Questions fréquentes
Où se trouve Pluie, Vapeur et Vitesse ?
Il se trouve à la National Gallery à Trafalgar Square, Londres, dans la salle 34. L’entrée est gratuite.
Qui a peint Pluie, Vapeur et Vitesse ?
J.M.W. Turner l’a peint en 1844. Il a été exposé à la Royal Academy cette année-là.
Quel pont figure dans le tableau ?
Le tableau représente le pont ferroviaire de Maidenhead sur la Tamise dans le Berkshire, conçu par Isambard Kingdom Brunel et achevé en 1838.
Y a-t-il vraiment un lièvre dans le tableau ?
Oui. Un minuscule lièvre court le long des voies ferrées devant la locomotive. Il est difficile à voir sans un examen attentif mais a été confirmé par l’analyse infrarouge. Il symbolise la vitesse naturelle dépassée par la machine.
Quel est le style de Pluie, Vapeur et Vitesse ?

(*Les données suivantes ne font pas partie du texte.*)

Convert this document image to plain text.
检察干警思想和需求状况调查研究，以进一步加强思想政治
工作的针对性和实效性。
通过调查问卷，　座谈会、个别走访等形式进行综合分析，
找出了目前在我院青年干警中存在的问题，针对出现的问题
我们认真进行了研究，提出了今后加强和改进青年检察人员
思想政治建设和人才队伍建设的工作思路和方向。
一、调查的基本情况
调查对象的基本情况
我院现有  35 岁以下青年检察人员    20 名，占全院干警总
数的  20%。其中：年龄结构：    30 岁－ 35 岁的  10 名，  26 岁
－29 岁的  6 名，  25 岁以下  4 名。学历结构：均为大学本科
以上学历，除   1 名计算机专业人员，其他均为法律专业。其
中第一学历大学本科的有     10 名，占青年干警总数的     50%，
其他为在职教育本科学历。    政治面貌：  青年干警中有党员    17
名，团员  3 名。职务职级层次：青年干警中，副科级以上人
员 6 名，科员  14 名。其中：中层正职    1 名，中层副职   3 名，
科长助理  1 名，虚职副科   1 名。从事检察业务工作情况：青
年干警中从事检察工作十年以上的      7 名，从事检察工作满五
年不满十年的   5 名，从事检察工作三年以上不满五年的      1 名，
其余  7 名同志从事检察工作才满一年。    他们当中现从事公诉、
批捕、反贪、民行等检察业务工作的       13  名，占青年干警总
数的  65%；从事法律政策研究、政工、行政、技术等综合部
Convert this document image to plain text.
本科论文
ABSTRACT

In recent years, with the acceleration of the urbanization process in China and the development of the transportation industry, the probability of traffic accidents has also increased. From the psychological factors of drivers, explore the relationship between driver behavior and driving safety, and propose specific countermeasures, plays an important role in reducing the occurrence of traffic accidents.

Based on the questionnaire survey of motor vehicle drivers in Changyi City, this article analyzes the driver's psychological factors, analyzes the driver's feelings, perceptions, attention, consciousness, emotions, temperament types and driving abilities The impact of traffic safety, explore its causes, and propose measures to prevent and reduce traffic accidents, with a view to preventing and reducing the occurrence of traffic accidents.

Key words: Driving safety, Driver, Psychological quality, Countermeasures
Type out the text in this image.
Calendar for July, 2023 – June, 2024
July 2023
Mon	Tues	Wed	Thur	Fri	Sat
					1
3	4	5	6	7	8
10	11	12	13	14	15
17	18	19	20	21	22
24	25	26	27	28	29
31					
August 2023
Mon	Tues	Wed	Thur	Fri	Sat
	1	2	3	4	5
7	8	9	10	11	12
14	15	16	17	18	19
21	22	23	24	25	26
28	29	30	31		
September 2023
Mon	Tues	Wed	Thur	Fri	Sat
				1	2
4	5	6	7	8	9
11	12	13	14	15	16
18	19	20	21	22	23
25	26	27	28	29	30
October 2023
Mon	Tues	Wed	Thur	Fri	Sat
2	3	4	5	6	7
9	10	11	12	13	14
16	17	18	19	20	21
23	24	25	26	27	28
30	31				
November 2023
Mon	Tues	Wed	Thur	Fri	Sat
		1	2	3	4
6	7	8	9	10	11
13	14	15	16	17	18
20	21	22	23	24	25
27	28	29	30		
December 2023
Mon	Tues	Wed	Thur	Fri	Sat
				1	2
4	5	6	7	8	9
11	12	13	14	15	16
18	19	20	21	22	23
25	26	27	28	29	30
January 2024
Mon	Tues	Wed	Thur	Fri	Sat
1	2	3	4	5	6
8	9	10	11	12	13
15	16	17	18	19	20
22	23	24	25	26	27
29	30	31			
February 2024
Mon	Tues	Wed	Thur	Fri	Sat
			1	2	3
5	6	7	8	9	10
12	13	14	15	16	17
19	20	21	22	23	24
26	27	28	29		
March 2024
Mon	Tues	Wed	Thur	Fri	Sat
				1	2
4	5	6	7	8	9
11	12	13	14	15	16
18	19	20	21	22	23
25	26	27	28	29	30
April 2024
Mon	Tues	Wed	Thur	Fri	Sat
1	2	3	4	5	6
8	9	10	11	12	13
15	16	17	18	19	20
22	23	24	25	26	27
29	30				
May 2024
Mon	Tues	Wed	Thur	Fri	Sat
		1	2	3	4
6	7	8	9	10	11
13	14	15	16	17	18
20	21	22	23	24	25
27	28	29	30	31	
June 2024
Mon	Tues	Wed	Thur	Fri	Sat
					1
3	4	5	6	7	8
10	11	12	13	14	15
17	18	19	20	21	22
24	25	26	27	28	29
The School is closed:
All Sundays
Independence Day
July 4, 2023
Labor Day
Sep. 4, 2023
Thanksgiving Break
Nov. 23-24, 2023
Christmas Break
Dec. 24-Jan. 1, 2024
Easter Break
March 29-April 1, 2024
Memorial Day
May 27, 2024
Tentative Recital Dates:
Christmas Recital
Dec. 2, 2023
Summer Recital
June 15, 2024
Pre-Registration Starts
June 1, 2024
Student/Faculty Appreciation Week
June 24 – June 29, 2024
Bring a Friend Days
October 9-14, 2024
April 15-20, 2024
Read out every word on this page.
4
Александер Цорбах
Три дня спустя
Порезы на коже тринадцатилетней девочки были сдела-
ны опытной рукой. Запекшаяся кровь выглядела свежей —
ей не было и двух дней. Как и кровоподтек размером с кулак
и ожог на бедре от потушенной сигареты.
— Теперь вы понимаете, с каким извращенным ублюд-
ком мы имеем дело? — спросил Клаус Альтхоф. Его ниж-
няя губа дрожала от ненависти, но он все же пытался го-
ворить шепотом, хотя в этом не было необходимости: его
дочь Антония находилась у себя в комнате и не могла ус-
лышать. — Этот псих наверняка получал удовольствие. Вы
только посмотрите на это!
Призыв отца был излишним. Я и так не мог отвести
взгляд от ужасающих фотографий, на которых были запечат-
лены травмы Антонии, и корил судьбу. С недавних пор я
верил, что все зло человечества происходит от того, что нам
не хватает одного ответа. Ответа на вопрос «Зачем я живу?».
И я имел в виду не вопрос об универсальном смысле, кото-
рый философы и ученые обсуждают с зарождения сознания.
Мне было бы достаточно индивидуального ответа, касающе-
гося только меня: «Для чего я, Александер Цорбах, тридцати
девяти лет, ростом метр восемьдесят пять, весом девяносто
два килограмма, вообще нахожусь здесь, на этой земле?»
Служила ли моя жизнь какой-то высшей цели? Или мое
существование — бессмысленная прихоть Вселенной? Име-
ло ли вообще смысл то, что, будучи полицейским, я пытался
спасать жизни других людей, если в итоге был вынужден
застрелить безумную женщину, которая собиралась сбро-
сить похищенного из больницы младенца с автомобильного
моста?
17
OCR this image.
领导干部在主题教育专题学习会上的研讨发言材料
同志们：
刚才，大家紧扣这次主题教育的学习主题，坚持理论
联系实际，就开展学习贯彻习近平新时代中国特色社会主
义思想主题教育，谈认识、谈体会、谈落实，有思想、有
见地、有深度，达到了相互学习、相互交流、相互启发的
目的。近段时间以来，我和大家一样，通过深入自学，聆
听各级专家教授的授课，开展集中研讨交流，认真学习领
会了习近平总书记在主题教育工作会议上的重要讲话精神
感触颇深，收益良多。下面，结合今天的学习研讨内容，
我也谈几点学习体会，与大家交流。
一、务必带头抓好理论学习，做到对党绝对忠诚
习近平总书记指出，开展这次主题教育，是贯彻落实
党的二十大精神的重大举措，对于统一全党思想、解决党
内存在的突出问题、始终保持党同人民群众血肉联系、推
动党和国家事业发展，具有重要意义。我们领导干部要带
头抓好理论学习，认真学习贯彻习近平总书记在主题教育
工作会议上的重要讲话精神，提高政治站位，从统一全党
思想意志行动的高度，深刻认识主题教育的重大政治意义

Le tableau appartient au mouvement romantique, mais son traitement quasi abstrait de la lumière et de l’atmosphère anticipe l’impressionnisme et même l’art abstrait.
Quel est le lien entre ce tableau et Le Téméraire ?
Les deux tableaux explorent la tension entre anciennes et nouvelles technologies. Le Téméraire (1839) pleure le départ du voilier ; Pluie, Vapeur et Vitesse (1844) affronte la puissance écrasante du chemin de fer. Ensemble, ils forment un diptyque officieux sur le thème du progrès.